The Alphabet-owned video-sharing platform had been previously granted an exemption due to its popularity with teachers.
Last year, Australia was the first country to propose a ban on social media for teenagers.
Sites covered by the ban, such as Meta’s Facebook and Instagram, Snapchat and TikTok, have protested the proposed ban.
Australia reversed its decision to spare YouTube from the banned list of social media sites for those under 16 after the country’s internet regulator highlighted a survey showing 37% of minors reported harmful content on the site.
“We want kids to know who they are before platforms assume who they are,” Communications Minister Anika Wells said in a statement.
“There’s a place for social media, but there’s not a place for predatory algorithms targeting children,” she added.
How has YouTube reacted?
A YouTube spokesperson said in a statement that YouTube is “not social media”.
“We share the government’s goal of addressing and reducing online harms. Our position remains clear: YouTube is a video sharing platform with a library of free, high-quality content, increasingly viewed on TV screens. It’s not social media,” the statement said.

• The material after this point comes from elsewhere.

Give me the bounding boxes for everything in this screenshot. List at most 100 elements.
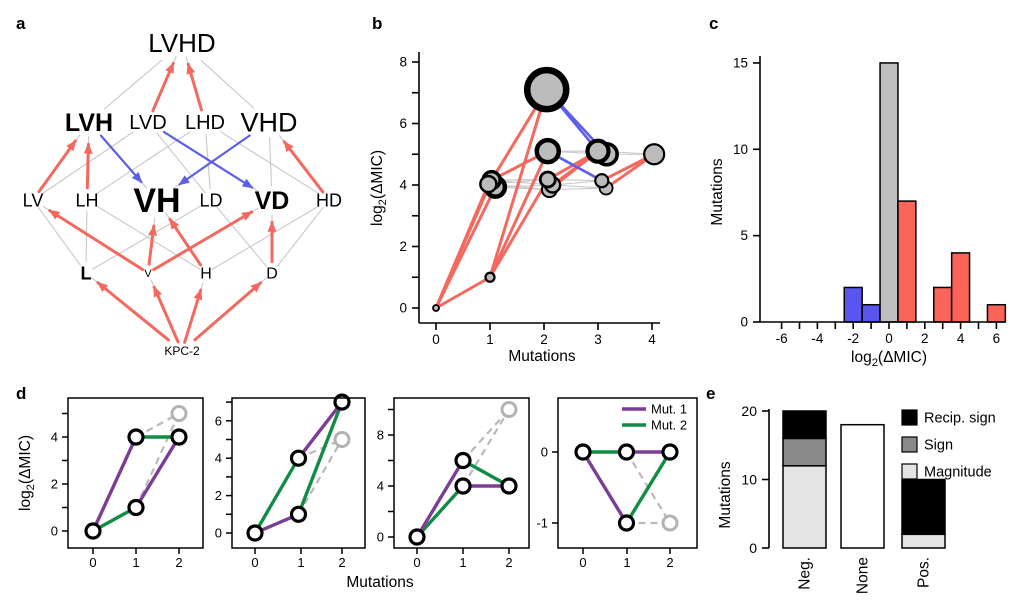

“The government’s announcement today reverses a clear, public commitment to exclude YouTube from this ban. We will consider next steps and will continue to engage with the government.”
Wednesday’s decision could also be the start of a fresh dispute with Alphabet, which threatened to pull back some Google services from Australia in 2021 in response to a law forcing it to pay news outlets for content appearing in searches.